The motivations to conduct R&D are diverse and include both the potential for profit as well as the desire to expand scientific knowledge. The individuals who engage in R&D and knowledge transfer are equally diverse and include staff working in commercial, government, and academic organizations as well as individual inventors and citizen scientists. As data permit, this report assesses the role and impact of contributions from academia, government, and industry, and of individuals working independently. The report also includes analyses of the geographical distribution of invention activities across the United States. Additionally, a sidebar highlights participation by citizen scientists in projects organized by federal government agencies. Finally, two additional sidebars are included. One examines open-source software (OSS) as an example of international collaboration on innovation, and the final sidebar considers how the COVID-19 pandemic has influenced innovation activities in the drive for the rapid development of vaccines.
For the first time, this report also includes three county-level machine readable public use data sets that can be downloaded to create analyses of U.S. patenting and trademarking. The patent data sets provide 23 years of county-level patent data tabulated for each of 35 technology areas based on the location of the inventor (File Supplemental Workbook INV-1) and based on the location of the patent owner (File Supplemental Workbook INV-2). The trademark dataset (File Supplemental Workbook INV-3) provides 23 years of county-level trademark data tabulated for each of 10 goods or services classifications based on the location of the trademark owner.
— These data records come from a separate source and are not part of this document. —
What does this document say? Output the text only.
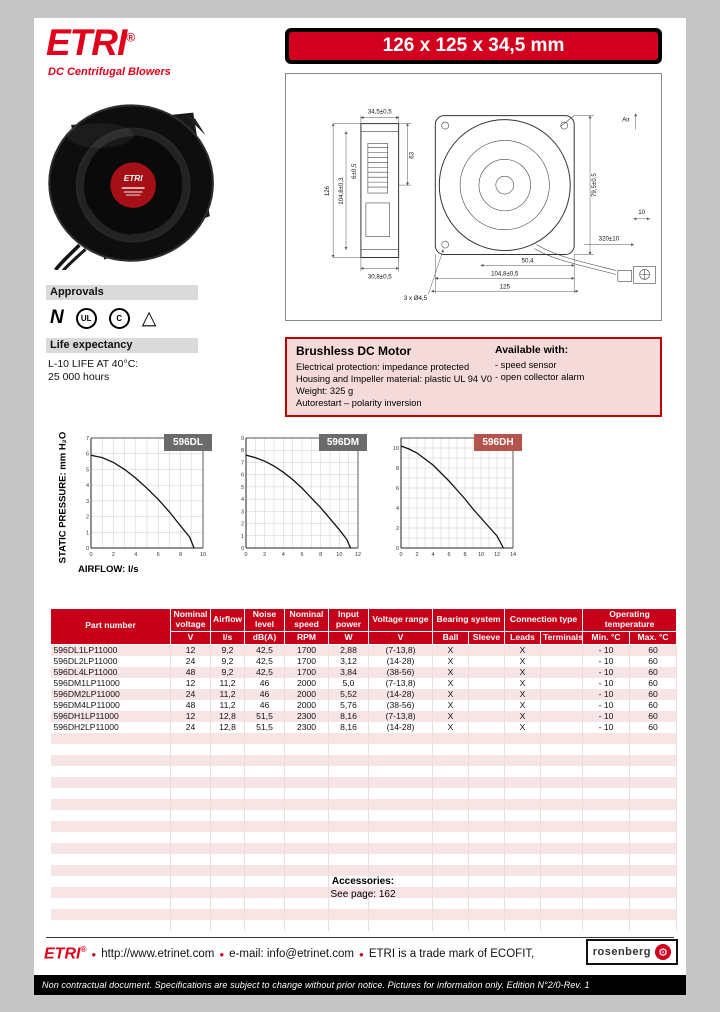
ETRI®
DC Centrifugal Blowers
126 x 125 x 34,5 mm
ETRI
34,5±0,5
126 104,8±0,3
6±0,5
63
30,8±0,5
79,5±0,5
Air
10
320±10
50,4
104,8±0,5
125
3 x Ø4,5
Approvals
N	UL	C	△
Life expectancy
L-10 LIFE AT 40°C:
25 000 hours
Brushless DC Motor
Electrical protection: impedance protected
Housing and Impeller material: plastic UL 94 V0
Weight: 325 g
Autorestart – polarity inversion
Available with:
- speed sensor
- open collector alarm
STATIC PRESSURE: mm H₂O	0	2	4	6	8	10
0
1
2
3
4
5
6
7
0	2	4	6	8	10 12
0
1
2
3
4
5
6
7
8
9
0 2 4 6 8 10 12 14
0
2
4
6
8
10
596DL	596DM	596DH
AIRFLOW: l/s
Part number	Nominal voltage	Airflow	Noise level	Nominal speed	Input power	Voltage range	Bearing system		Connection type		Operating temperature	
	V	l/s	dB(A)	RPM	W	V	Ball	Sleeve	Leads	Terminals	Min. °C	Max. °C
596DL1LP11000	12	9,2	42,5	1700	2,88	(7-13,8)	X		X		- 10	60
596DL2LP11000	24	9,2	42,5	1700	3,12	(14-28)	X		X		- 10	60
596DL4LP11000	48	9,2	42,5	1700	3,84	(38-56)	X		X		- 10	60
596DM1LP11000	12	11,2	46	2000	5,0	(7-13,8)	X		X		- 10	60
596DM2LP11000	24	11,2	46	2000	5,52	(14-28)	X		X		- 10	60
596DM4LP11000	48	11,2	46	2000	5,76	(38-56)	X		X		- 10	60
596DH1LP11000	12	12,8	51,5	2300	8,16	(7-13,8)	X		X		- 10	60
596DH2LP11000	24	12,8	51,5	2300	8,16	(14-28)	X		X		- 10	60

Accessories:
See page: 162
ETRI®
● http://www.etrinet.com ● e-mail: info@etrinet.com ● ETRI is a trade mark of ECOFIT,	rosenberg ⚙
Non contractual document. Specifications are subject to change without prior notice. Pictures for information only. Edition N°2/0-Rev. 1
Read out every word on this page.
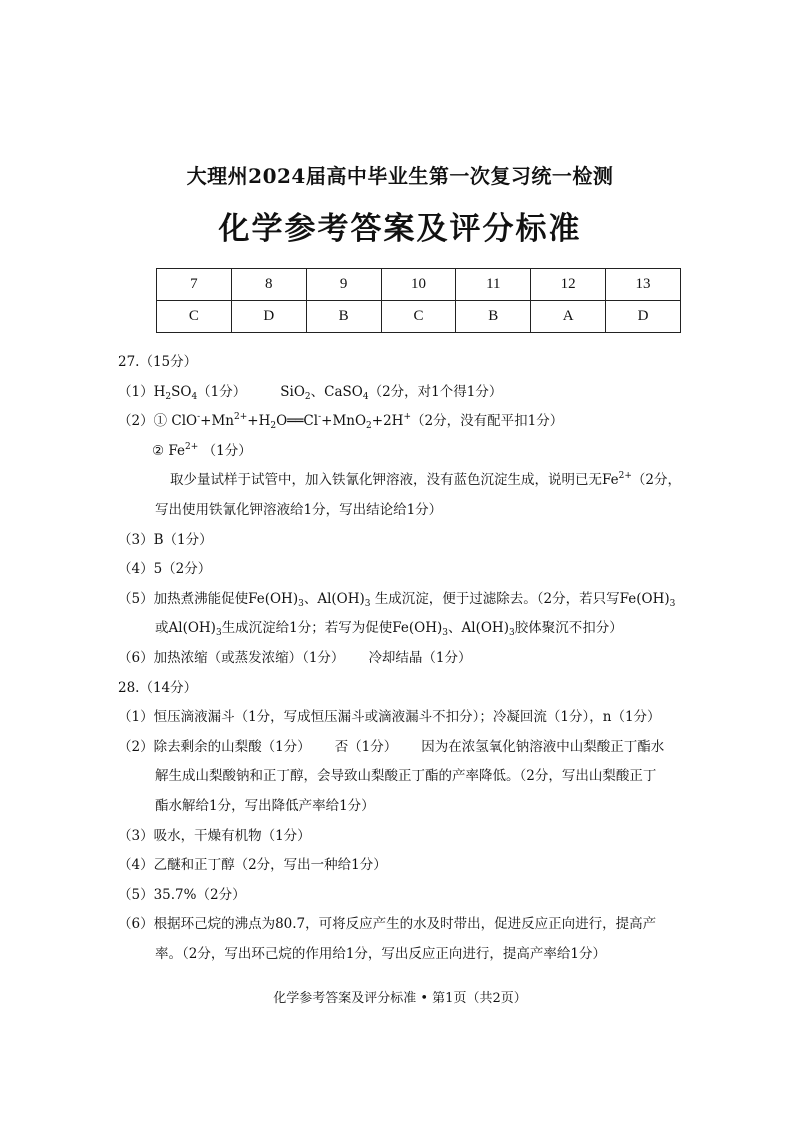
大理州2024届高中毕业生第一次复习统一检测
化学参考答案及评分标准
7	8	9	10	11	12	13
C	D	B	C	B	A	D
27.（15分）
$(1)H_2SO_4(1$分）	SiO$_2$、CaSO$_4$（2分，对1个得1分）
（2）① $ClO^-+Mn^{2+}+H_2O══Cl^-+MnO_2+2H^+(2$分，没有配平扣1分）
② $Fe^{2+}$ （1分）
取少量试样于试管中，加入铁氰化钾溶液，没有蓝色沉淀生成，说明已无$Fe^{2+}(2$分，
写出使用铁氰化钾溶液给1分，写出结论给1分）
（3）B（1分）
（4）5（2分）
（5）加热煮沸能促使$Fe(OH)_3$、$Al(OH)_3$ 生成沉淀，便于过滤除去。（2分，若只写$Fe(OH)_3$
或$Al(OH)_3$生成沉淀给1分；若写为促使$Fe(OH)_3$、$Al(OH)_3$胶体聚沉不扣分）
（6）加热浓缩（或蒸发浓缩）（1分） 冷却结晶（1分）
28.（14分）
（1）恒压滴液漏斗（1分，写成恒压漏斗或滴液漏斗不扣分）；冷凝回流（1分），n（1分）
（2）除去剩余的山梨酸（1分） 否（1分） 因为在浓氢氧化钠溶液中山梨酸正丁酯水
解生成山梨酸钠和正丁醇，会导致山梨酸正丁酯的产率降低。（2分，写出山梨酸正丁
酯水解给1分，写出降低产率给1分）
（3）吸水，干燥有机物（1分）
（4）乙醚和正丁醇（2分，写出一种给1分）
（5）35.7%（2分）
（6）根据环己烷的沸点为80.7，可将反应产生的水及时带出，促进反应正向进行，提高产
率。（2分，写出环己烷的作用给1分，写出反应正向进行，提高产率给1分）
化学参考答案及评分标准 • 第1页（共2页）
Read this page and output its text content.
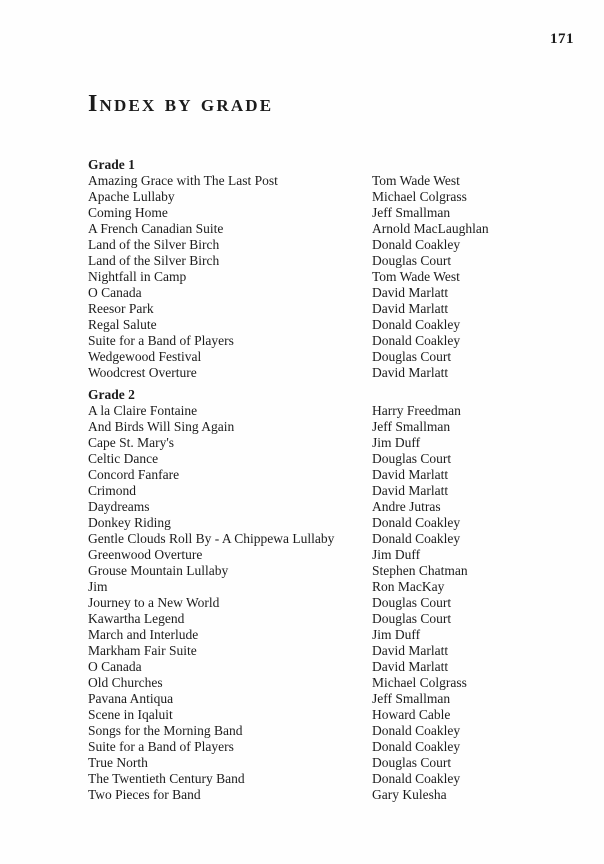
171
Index by grade
Grade 1
Amazing Grace with The Last Post	Tom Wade West
Apache Lullaby	Michael Colgrass
Coming Home	Jeff Smallman
A French Canadian Suite	Arnold MacLaughlan
Land of the Silver Birch	Donald Coakley
Land of the Silver Birch	Douglas Court
Nightfall in Camp	Tom Wade West
O Canada	David Marlatt
Reesor Park	David Marlatt
Regal Salute	Donald Coakley
Suite for a Band of Players	Donald Coakley
Wedgewood Festival	Douglas Court
Woodcrest Overture	David Marlatt
Grade 2
A la Claire Fontaine	Harry Freedman
And Birds Will Sing Again	Jeff Smallman
Cape St. Mary's	Jim Duff
Celtic Dance	Douglas Court
Concord Fanfare	David Marlatt
Crimond	David Marlatt
Daydreams	Andre Jutras
Donkey Riding	Donald Coakley
Gentle Clouds Roll By - A Chippewa Lullaby	Donald Coakley
Greenwood Overture	Jim Duff
Grouse Mountain Lullaby	Stephen Chatman
Jim	Ron MacKay
Journey to a New World	Douglas Court
Kawartha Legend	Douglas Court
March and Interlude	Jim Duff
Markham Fair Suite	David Marlatt
O Canada	David Marlatt
Old Churches	Michael Colgrass
Pavana Antiqua	Jeff Smallman
Scene in Iqaluit	Howard Cable
Songs for the Morning Band	Donald Coakley
Suite for a Band of Players	Donald Coakley
True North	Douglas Court
The Twentieth Century Band	Donald Coakley
Two Pieces for Band	Gary Kulesha
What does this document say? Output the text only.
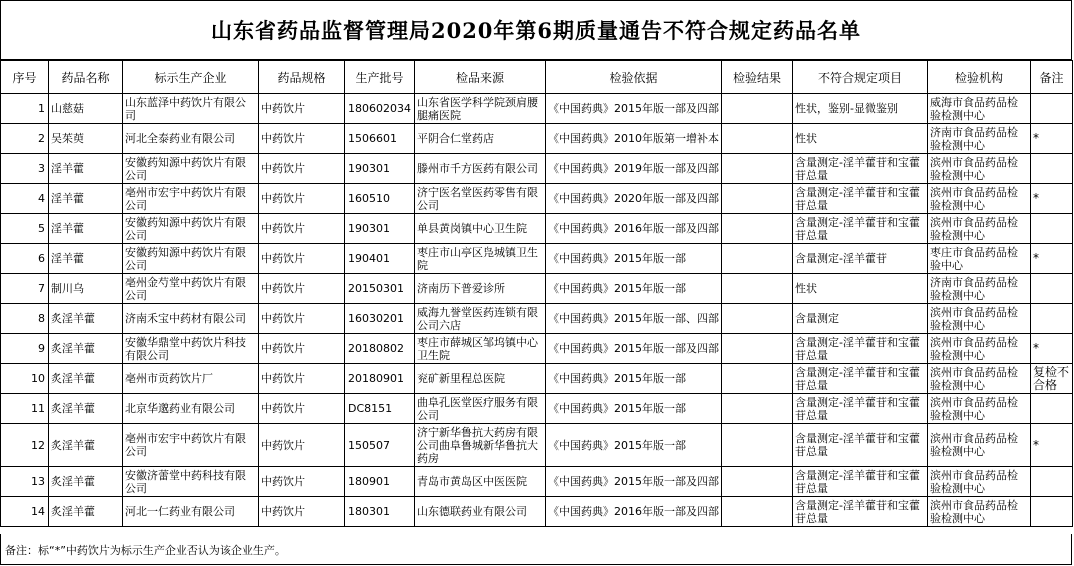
山东省药品监督管理局2020年第6期质量通告不符合规定药品名单
序号	药品名称	标示生产企业	药品规格	生产批号	检品来源	检验依据	检验结果	不符合规定项目	检验机构	备注
1	山慈菇	山东蓝泽中药饮片有限公司	中药饮片	180602034	山东省医学科学院颈肩腰腿痛医院	《中国药典》2015年版一部及四部		性状，鉴别-显微鉴别	威海市食品药品检验检测中心	
2	吴茱萸	河北全泰药业有限公司	中药饮片	1506601	平阴合仁堂药店	《中国药典》2010年版第一增补本		性状	济南市食品药品检验检测中心	*
3	淫羊藿	安徽药知源中药饮片有限公司	中药饮片	190301	滕州市千方医药有限公司	《中国药典》2019年版一部及四部		含量测定-淫羊藿苷和宝藿苷总量	滨州市食品药品检验检测中心	
4	淫羊藿	亳州市宏宇中药饮片有限公司	中药饮片	160510	济宁医名堂医药零售有限公司	《中国药典》2020年版一部及四部		含量测定-淫羊藿苷和宝藿苷总量	滨州市食品药品检验检测中心	*
5	淫羊藿	安徽药知源中药饮片有限公司	中药饮片	190301	单县黄岗镇中心卫生院	《中国药典》2016年版一部及四部		含量测定-淫羊藿苷和宝藿苷总量	滨州市食品药品检验检测中心	
6	淫羊藿	安徽药知源中药饮片有限公司	中药饮片	190401	枣庄市山亭区凫城镇卫生院	《中国药典》2015年版一部		含量测定-淫羊藿苷	枣庄市食品药品检验中心	*
7	制川乌	亳州金芍堂中药饮片有限公司	中药饮片	20150301	济南历下普爱诊所	《中国药典》2015年版一部		性状	济南市食品药品检验检测中心	
8	炙淫羊藿	济南禾宝中药材有限公司	中药饮片	16030201	威海九誉堂医药连锁有限公司六店	《中国药典》2015年版一部、四部		含量测定	滨州市食品药品检验检测中心	
9	炙淫羊藿	安徽华鼎堂中药饮片科技有限公司	中药饮片	20180802	枣庄市薛城区邹坞镇中心卫生院	《中国药典》2015年版一部及四部		含量测定-淫羊藿苷和宝藿苷总量	滨州市食品药品检验检测中心	*
10	炙淫羊藿	亳州市贡药饮片厂	中药饮片	20180901	兖矿新里程总医院	《中国药典》2015年版一部		含量测定-淫羊藿苷和宝藿苷总量	滨州市食品药品检验检测中心	复检不合格
11	炙淫羊藿	北京华邈药业有限公司	中药饮片	DC8151	曲阜孔医堂医疗服务有限公司	《中国药典》2015年版一部		含量测定-淫羊藿苷和宝藿苷总量	滨州市食品药品检验检测中心	
12	炙淫羊藿	亳州市宏宇中药饮片有限公司	中药饮片	150507	济宁新华鲁抗大药房有限公司曲阜鲁城新华鲁抗大药房	《中国药典》2015年版一部		含量测定-淫羊藿苷和宝藿苷总量	滨州市食品药品检验检测中心	*
13	炙淫羊藿	安徽济蕾堂中药科技有限公司	中药饮片	180901	青岛市黄岛区中医医院	《中国药典》2015年版一部及四部		含量测定-淫羊藿苷和宝藿苷总量	滨州市食品药品检验检测中心	
14	炙淫羊藿	河北一仁药业有限公司	中药饮片	180301	山东德联药业有限公司	《中国药典》2016年版一部及四部		含量测定-淫羊藿苷和宝藿苷总量	滨州市食品药品检验检测中心	
备注：标“*”中药饮片为标示生产企业否认为该企业生产。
The major sections of the report describe the concepts of invention, knowledge transfer, and innovation in detail and present diverse indicators for each. The section on invention considers the entities that create potentially useful new products and processes, including national and international trends in invention output. The section on knowledge transfer examines the many ways in which knowledge created in one setting is refined and used in other settings, including the transfer of knowledge from universities into the commercial sector. Finally, the section on innovation examines a series of output indicators for innovation following an internationally comparable definition that has two parts: (1) an innovation is a new or improved product or process or combination of the two that differs significantly from the innovator’s previous products or processes, and (2) if a product, it has been made available to potential users, and if a process, it has been brought into use (OECD Eurostat 2018).